Sustainable Energy Ireland’s website says that “the idea of benchmarking is to develop meaningful indicators, allowing firms to compare their energy performance with industry norms and best practice standards”. Makes sense. It goes on to say that “some industries and commercial bodies already carry out this process and are aware of the sense of motivation that can be got from benchmarking with other sites in the corporate group. For top-of-the-league plants, it can inspire a healthy sense of competitiveness and pride about being the best at what they do. And for those some way down the list, it can encourage management and staff to try harder”. Nothing wrong with trying harder. Nothing wrong with efficient energy performance in manufacturing plants or with firms competing to conserve the most energy. Energy conservation is an inarguable good.
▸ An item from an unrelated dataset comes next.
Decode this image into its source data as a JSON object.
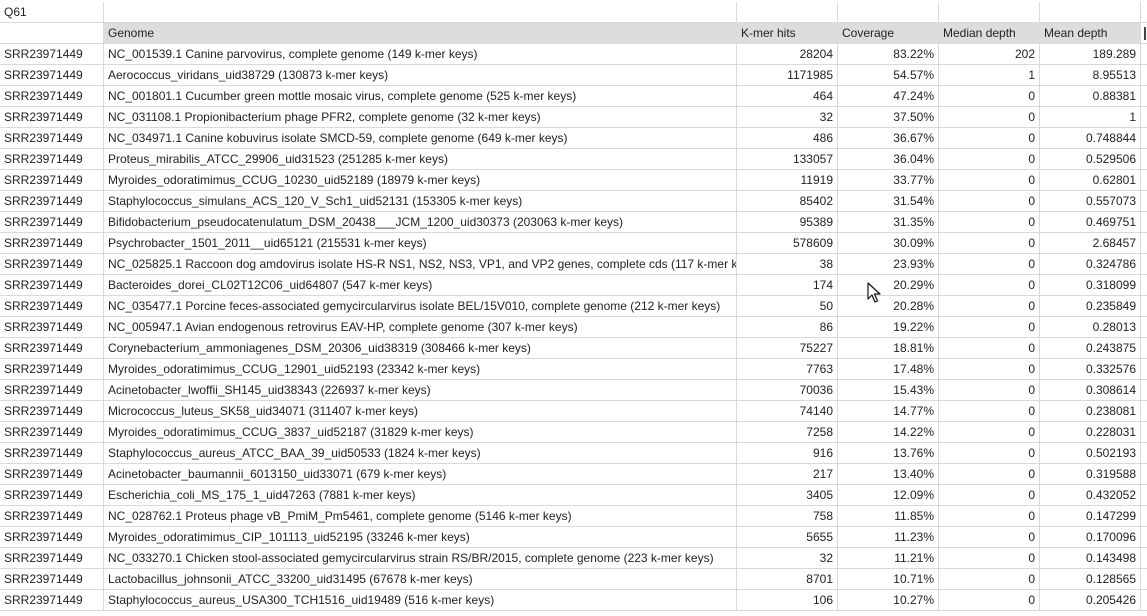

But it wasn’t long ago that RTÉ [the Irish State Broadcaster]
tried to sack a bunch of veteran meteorologists in favour of younger, more TV friendly weather ‘presenters’ like all the big networks out yonder have. How long will it be before the respectful and appropriate sobriety of a Brian Dobson is threatened by a salacious Fox News-style reporter, mouth nearly foaming over the latest gangland shooting? One wrong turn at the next benchmark, and we’re on the road to rack and ruin.
To strive for quality, originality, excellence – these aspirations would be worthwhile. But this ‘benchmarking’ smacks of mindless competition and uninspired sameness. Here in third level education, we are encouraged to think of our students as ‘customers’, become ‘reflective practitioners’, strive for ‘best practice’, and (as ever) publish as much as the Brits. If you do the Irish-Google search for benchmarking, you will find, across industries, all the same language – best practice, reflective practitioners, customers, transparency. Cut, paste, cut, paste, cut, paste. Not long ago I was in a Garda Station in South County Dublin and saw a large poster on the wall in the foyer. It said, “The Garda Customer Charter: Putting People First”. Naturally it’s a good thing for the Gards to put us first. But is it a good thing if they think of us as customers? Are we always right? Should we always get what we ask for? Or should the Guards have a special duty of care toward us that occludes the strict merchant-customer relationship? I’m not sure. But the term ‘customer’ has long standing connotations. Yet these days, much of the public sector is describing the public “the citizenr” as its ‘customer base’. Sincere effort at best practice? Or more cut and paste?
Don’t get me wrong. It’s not that benchmarking is inherently bad. If anything, it is probably inherently good because it allows us to make informed decisions. But benchmarking is bad if we use it simply to work out what everyone else is doing, and then do that, with little regard for what our own needs and desires are. That kind of behaviour isn’t reflective at all. It is just plain old keeping up with the Joneses, served up with so much spin.
Ireland is my adopted home. It has been good to me. It has offered me a small, incredibly exciting pond to swim in and I have really needed that. I don’t like to be critical. But I have to wonder: is benchmarking the new religion?